Known by the British as the Black Caribs, but answering to themselves by the appellation, Garifuna, their defeat and exile set in motion in St Vincent the broader processes of slavery and colonial rule that would define the Caribbean experience for the vast majority of our history. In St Vincent, however, because the Garifuna contested British claim to St Vincent, a genuine slave society would not be established here until 1797. Hence, when slavery ended in 1834, it meant that St Vincent had experienced only 36 years of slavery, an extraordinary outcome when measured against the experiences of neighbours such as Barbados, who underwent 200 years of plantation slavery. Absent the Garifuna’s heroic resistance against British colonial rule, Vincentians would have been enslaved for a much longer time with all of its attendant horrors. For this at least, we owe them thanks.

We owe them thanks as well for something that is quite new to the history of St Vincent and the Grenadines: our incorporation into an intellectual universe that centres the experience of the Garifuna as a remarkably important dimension of the African diaspora and the processes of adaptation through which people of African descent responded to the circumstances of exile and exploitation visited upon them by colonial masters. The Garifuna offered a wrinkle in this mix that is found nowhere else in the Americas: the emergence of a people who merged their African origins with indigenous American origins to produce not only a new genealogical product, but embraced it as the very essence of their being. What this Second International Conference on the Garifuna is therefore clearly demonstrating is that scholars from across the world see the Garifuna experience and St Vincent’s part in that experience as a very important story that needs to be told.

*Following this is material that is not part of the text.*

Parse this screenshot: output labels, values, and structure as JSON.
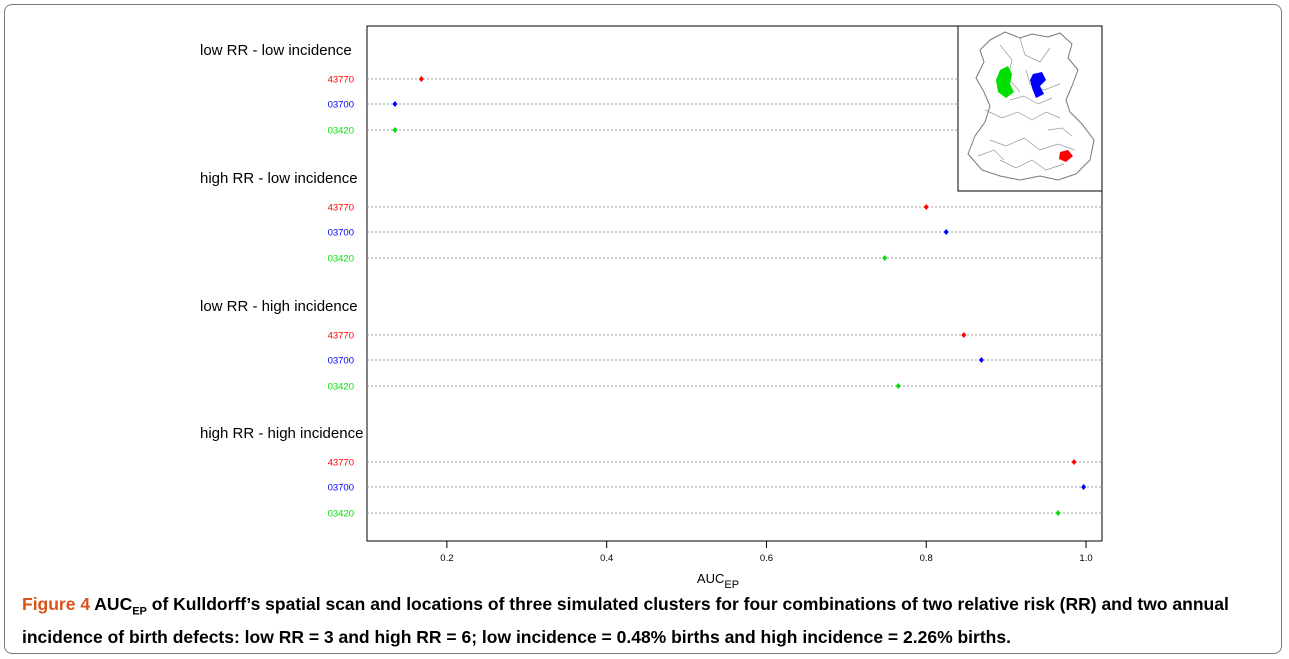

That we should study our own history is a given. That others should study us as an important part of the forces of globalization that 200 years ago annihilated peoples and re-created others, to this we owe homage to the Garifuna struggle.

For today’s Vincentians, however, perhaps the most extraordinary aspect of the Garifuna story is their claim to St Vincent and the Grenadines as their ancestral land. For some, and perhaps unsurprisingly so, this collides with their own sense of patriotism. Some might indeed wonder, if the Garifuna make these claims of belongingness to St Vincent, does it not challenge the legitimacy of the claims of Vincentians who inherited the land from which the Garifuna were driven? That of course would be to mis-conceive the Garifuna’s conception of St Vincent and the Grenadines as home. The Garifuna do not see Vincentians today as usurpers of their homeland. For them, St Vincent and the Grenadines is in fact sacred land, home to their ancestors, a place for the veneration of their dead and the remembrance of their living. For them, Vincentians today stand as the gatekeepers of a place of deep spiritual value to the Garifuna themselves. And that too should give Vincentians pause. For we now have a dual responsibility. To construct and protect the St Vincent and the Grenadines we love for our generations to come. And knowing that in doing so, we are also protecting the sacred shores of the Garifuna people for generations to come.